Ho scoperto che Piero Fassino non è il solo ad avere una specie di ossessione per le parole dette da Berlinguer a Torino in quel secondo lui fatidico 26 settembre 1980. Ieri ha parlato anche Diego Novelli, allora sindaco di Torino, con parole un po’ offensive anche se sulla linea del non può non averlo fatto piuttosto che so che l’ha fatto.
Novelli, che il 31 maggio del 2011 compirà 80 anni, è stato intervistato sulla querelle da Stefano Caselli per il Fatto quotidiano e ha detto: “Quelle frasi a Berlinguer furono estorte da un delegato della Fim, , Liberato Norcia. Ma Benedetto era un gran faccendiere che dava le dritte a tutti i giornalisti che venivano a Torino! Mi sorprende che abbia l’improntitudine di negare che una cosa del genere sia avvenuta”.
Benché un po’ timoroso di angustiare il mio prossimo con una storia vecchia e del tutto irrilevante sono costretto a tornare sull’argomento, anche se uso forse impropriamente Blitzquotidiano.it per una vicenda che è anche personale. Anche se lo è solo in parte, perché ribadire alcuni punti di verità non è solo nel mio interesse. Chiedo scusa in anticipo, perché dovrò rievocare fatti e personaggi remoti, ormai cancellati dalla memoria dei più, che non so quanto possano interessare ai lettori di oggi. Quando si guarda indietro non è mai bello, si finisce per rievocare vicende anche brutte, di sangue, ricordi dolorosi, il disgusto che ti danno le tortuosità e le ambiguità dell’anima umana, le giravolte, le evoluzioni, i voltagabbana, i rivoluzionari di ieri oggi più o meno ambiguamente al servizio dei padroni o dei loro servi la cui uccisione allora approvarono, silenziosamente o esplicitamete. Riaffiorano sospetti impronunciabili quanto radicatissimi, memorie che avresti preferito tenere sepolte, come quella sera all’obitorio, con Cesare Romiti e Luca Montezemolo, davanti al cadavere di Carlo Casalegno.

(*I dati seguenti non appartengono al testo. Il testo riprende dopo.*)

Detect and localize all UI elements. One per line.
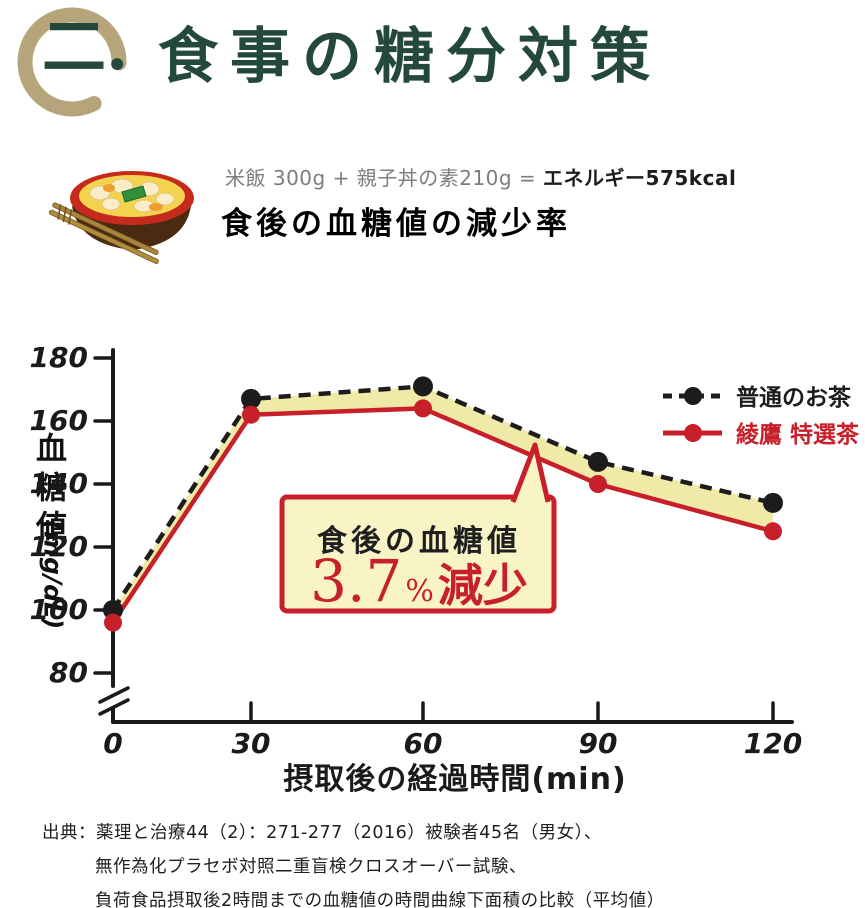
source-note: 出典：薬理と治療44（2）：271-277（2016）被験者45名（男女）、 無… [42,816,665,908]
data-point [413,376,433,397]
data-point [104,613,122,632]
series-dots-tokusen-tea [104,399,782,632]
y-tick-label: 180 [30,341,88,374]
annotation-title: 食後の血糖値 [317,524,521,559]
page-title: 食事の糖分対策 [158,22,662,92]
garnish [121,185,147,203]
legend-dot-tokusen-tea [684,424,702,442]
legend-label-normal-tea: 普通のお茶 [736,384,852,411]
chopsticks [48,202,159,264]
annotation-value-line: 3.7 %減少 [310,547,528,615]
source-line: 負荷食品摂取後2時間までの血糖値の時間曲線下面積の比較（平均値） [95,891,665,908]
source-line: 出典：薬理と治療44（2）：271-277（2016）被験者45名（男女）、 [42,823,602,843]
x-tick-label: 30 [232,727,271,760]
y-tick-label: 120 [30,530,88,563]
legend-dot-normal-tea [684,387,702,405]
x-tick-label: 120 [744,727,802,760]
x-axis-title: 摂取後の経過時間(min) [283,762,626,797]
meal-energy: エネルギー575kcal [543,166,737,190]
blood-glucose-chart: 180 160 140 120 100 80 0 30 60 90 120 摂取… [30,341,860,797]
meal-formula-gray: 米飯 300g + 親子丼の素210g = [225,166,544,190]
y-axis-title: 血糖値 [30,432,66,549]
data-point [242,405,260,424]
rice-bowl-icon [48,158,203,278]
logo-number-two: 二. [42,10,129,85]
data-point [588,451,608,472]
y-tick-label: 140 [30,467,88,500]
axis-break-slash [98,686,130,704]
data-point [764,522,782,541]
annotation-pointer [510,442,551,503]
data-point [414,399,432,418]
x-tick-label: 60 [404,727,443,760]
series-dots-normal-tea [103,376,783,620]
x-tick-label: 90 [579,727,618,760]
data-point [241,388,261,409]
legend-label-tokusen-tea: 綾鷹 特選茶 [736,421,860,448]
x-tick-label: 0 [103,727,122,760]
annotation-callout: 食後の血糖値 3.7 %減少 [279,442,557,615]
source-line: 無作為化プラセボ対照二重盲検クロスオーバー試験、 [95,857,527,877]
brand-logo: 二. [8,2,143,124]
legend: 普通のお茶 綾鷹 特選茶 [663,384,860,448]
data-point [103,600,123,620]
y-tick-label: 80 [49,656,88,689]
data-point [589,475,607,493]
enso-circle-icon [17,7,127,117]
y-tick-label: 100 [30,593,88,626]
annotation-box [279,494,557,614]
data-point [763,492,783,513]
chart-heading: 食後の血糖値の減少率 [221,206,571,242]
y-tick-label: 160 [30,404,88,437]
meal-formula: 米飯 300g + 親子丼の素210g = エネルギー575kcal [225,162,736,191]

Anche se penso trattarsi di cose di scarso interesse per i più, scrivo non per l’archivio della mia memoria, ma anche perché nell’intimo il tormento che rivelano Fassino e Novelli è il tormento costante della sinistra italiana, che è ancora oggi sulle prime pagine dei quotidiani: l’angosciato rapporto tra idee principi e forme di lotta, dove risieda il giusto e dove finisca il lecito, dove finisca la protesta e cominci la violenza. È un tema essenziale, un tema quasi esistenzale, lapidariamente posto da Giuseppe Giulietti, la cui capacità sintesi veneziana umilia la mia prolissità da regno sardo.
Le parole di Novelli sono abbastanza contradditorie, perché da un lato confermano che Berlinguer disse quel che disse, anche se la colpa viene data ai soliti diavoli dei metalmeccanici (la storia si ripete, oggi tocca alla Fiom, allora era la Fim), dall’altro sostiene che non posso non averlo fatto, per definizione, perché ero un gran faccendiere (affermazione incauta, che riferita ad altri personaggi gli ha reso parecchio denaro dai giornali, alleggerendone le asprezze della vita in carcere) e davo “la dritta a tutti i giornalisti”.